RJ_SOH_570x320

Romeo and Juliet – you know the blurb “The greatest love story of all time? Certainly. But it’s also a prototype for some of culture’s other great narratives: the rebellion against generations past, and the need to escape from a predetermined future. One of the most thrilling things about young love is that often it is forbidden. And that very act of prohibition makes it all the more alluring.”

And so when we know the story so well – the star crossed lovers who end up destroying their lives (and the lives of those around them) – that in the production it becomes more about the journey than the destination.

Here the journey is heart-thuddingly loud – but not through sexual tension or raw, urgent passion – but through the music pulsing through the speakers.

The most simple of heartbreaks can happen when one sees two people blindingly in love. It’s the stuff that keeps weddings wet-eyed. The joy of witnessing love (or lust) and the pain of remembering the disappointments love can offer – the compromises and the changes love makes in us all.

The play hangs upon the emotional temperature of the two lovers- if the temperature is tepid, the drive of the play becomes about facilitating the misguided, selfish, rebellious teenagers – not about ensuring that nothing gets in the way of true love. Perhaps this was director Kip Williams’ aim? To demonstrate the folly of young love? To show the stupidity of the friar (Mitchell Butel) and the Nurse (Julie Forsyth) in their facilitation of the union? To show the cruelty of the parents?

What I admired about the production was the comfortable, intelligent ease with which Juliet reasoned in regards to love (Eryn Jean Norvill) – she’s no giddy, silly girl, this Juliet. I also enjoyed the sweet and comfortable Benvolio ( Akos Armont – whom I fantasized was our love interest through much of this production) and the steely gaze of Anna Lise Philips as she swanned and swigged her way through a parade of feathers as Lady Capulet.

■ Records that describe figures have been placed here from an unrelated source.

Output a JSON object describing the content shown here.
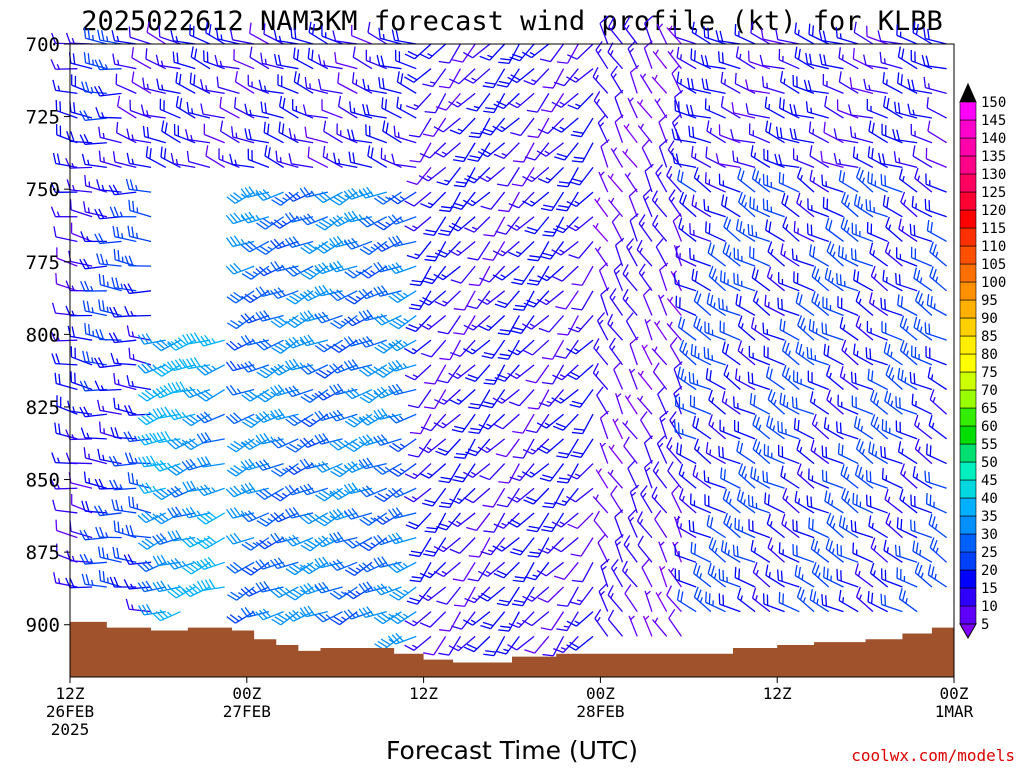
{
  "chart_data": {
    "type": "wind-barb-timeheight",
    "title": "2025022612 NAM3KM forecast wind profile (kt) for KLBB",
    "xlabel": "Forecast Time (UTC)",
    "ylabel": "",
    "credit": "coolwx.com/models",
    "y_axis": {
      "unit": "hPa",
      "range": [
        700,
        918
      ],
      "inverted": true,
      "ticks": [
        700,
        725,
        750,
        775,
        800,
        825,
        850,
        875,
        900
      ]
    },
    "x_axis": {
      "unit": "hours since 2025-02-26 12Z",
      "range": [
        0,
        60
      ],
      "ticks": [
        {
          "hour": 0,
          "lines": [
            "12Z",
            "26FEB",
            "2025"
          ]
        },
        {
          "hour": 12,
          "lines": [
            "00Z",
            "27FEB"
          ]
        },
        {
          "hour": 24,
          "lines": [
            "12Z"
          ]
        },
        {
          "hour": 36,
          "lines": [
            "00Z",
            "28FEB"
          ]
        },
        {
          "hour": 48,
          "lines": [
            "12Z"
          ]
        },
        {
          "hour": 60,
          "lines": [
            "00Z",
            "1MAR"
          ]
        }
      ]
    },
    "colorbar": {
      "levels": [
        5,
        10,
        15,
        20,
        25,
        30,
        35,
        40,
        45,
        50,
        55,
        60,
        65,
        70,
        75,
        80,
        85,
        90,
        95,
        100,
        105,
        110,
        115,
        120,
        125,
        130,
        135,
        140,
        145,
        150
      ],
      "colors": [
        "#8000ff",
        "#6000ff",
        "#3000ff",
        "#0000ff",
        "#0040ff",
        "#0060ff",
        "#0090ff",
        "#00b0ff",
        "#00d8e0",
        "#00f0c0",
        "#00e070",
        "#00dd00",
        "#33ee00",
        "#99ff00",
        "#ccff00",
        "#ffff00",
        "#ffee00",
        "#ffd000",
        "#ffb000",
        "#ff9000",
        "#ff7000",
        "#ff5000",
        "#ff3000",
        "#ff0000",
        "#ff0033",
        "#ff0060",
        "#ff0088",
        "#ff00aa",
        "#ff00cc",
        "#ff00ff"
      ]
    },
    "terrain_top_hpa": [
      {
        "hour": 0,
        "p": 899
      },
      {
        "hour": 2.5,
        "p": 901
      },
      {
        "hour": 5.5,
        "p": 902
      },
      {
        "hour": 8,
        "p": 901
      },
      {
        "hour": 11,
        "p": 902
      },
      {
        "hour": 12.5,
        "p": 905
      },
      {
        "hour": 14,
        "p": 907
      },
      {
        "hour": 15.5,
        "p": 909
      },
      {
        "hour": 17,
        "p": 908
      },
      {
        "hour": 22,
        "p": 910
      },
      {
        "hour": 24,
        "p": 912
      },
      {
        "hour": 26,
        "p": 913
      },
      {
        "hour": 30,
        "p": 911
      },
      {
        "hour": 33,
        "p": 910
      },
      {
        "hour": 41,
        "p": 910
      },
      {
        "hour": 45,
        "p": 908
      },
      {
        "hour": 48,
        "p": 907
      },
      {
        "hour": 50.5,
        "p": 906
      },
      {
        "hour": 54,
        "p": 905
      },
      {
        "hour": 56.5,
        "p": 903
      },
      {
        "hour": 58.5,
        "p": 901
      },
      {
        "hour": 60,
        "p": 901
      }
    ],
    "wind_regimes": [
      {
        "hours": [
          0,
          2.5
        ],
        "levels_hpa": [
          700,
          900
        ],
        "dir_deg": 280,
        "speed_kt": 15
      },
      {
        "hours": [
          2.5,
          5.5
        ],
        "levels_hpa": [
          700,
          900
        ],
        "dir_deg": 275,
        "speed_kt": 20
      },
      {
        "hours": [
          6,
          11
        ],
        "levels_hpa": [
          800,
          900
        ],
        "dir_deg": 250,
        "speed_kt": 35
      },
      {
        "hours": [
          12,
          24
        ],
        "levels_hpa": [
          750,
          905
        ],
        "dir_deg": 245,
        "speed_kt": 30
      },
      {
        "hours": [
          4,
          24
        ],
        "levels_hpa": [
          700,
          750
        ],
        "dir_deg": 290,
        "speed_kt": 15
      },
      {
        "hours": [
          24,
          36
        ],
        "levels_hpa": [
          700,
          910
        ],
        "dir_deg": 220,
        "speed_kt": 15
      },
      {
        "hours": [
          36,
          42
        ],
        "levels_hpa": [
          700,
          910
        ],
        "dir_deg": 330,
        "speed_kt": 10
      },
      {
        "hours": [
          42,
          60
        ],
        "levels_hpa": [
          750,
          900
        ],
        "dir_deg": 300,
        "speed_kt": 20
      },
      {
        "hours": [
          42,
          60
        ],
        "levels_hpa": [
          700,
          750
        ],
        "dir_deg": 290,
        "speed_kt": 15
      }
    ]
  }
}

The cuts are many and varied, you can read across the reviews for responses to them:

The Australian HERE

The Daily Telegraph HERE

The Sydney Morning Herald HERE

Crikey HERE

In Kip Williams production, the drive of the play was about strategy more than sensuality. I began to realise that the truly physical embodiment of male sexuality did not sit within the bones and flesh of Romeo – but of Mercutio (Eamon Farren – humping most things and people in sight) – and that the sexual rebellion of Juliet was really an escape from a marble privileged prison (more than an internal, primal drive). These external forces impacting on the lovers thwarted any true reading of classic tragedy – as the fatal flaw within the individual which is their own undoing. As such, the production became less interpersonal and more broadly philosophical about love.

And I guess the lesson is here: Nothing undoes the power of sex like over-thinking it.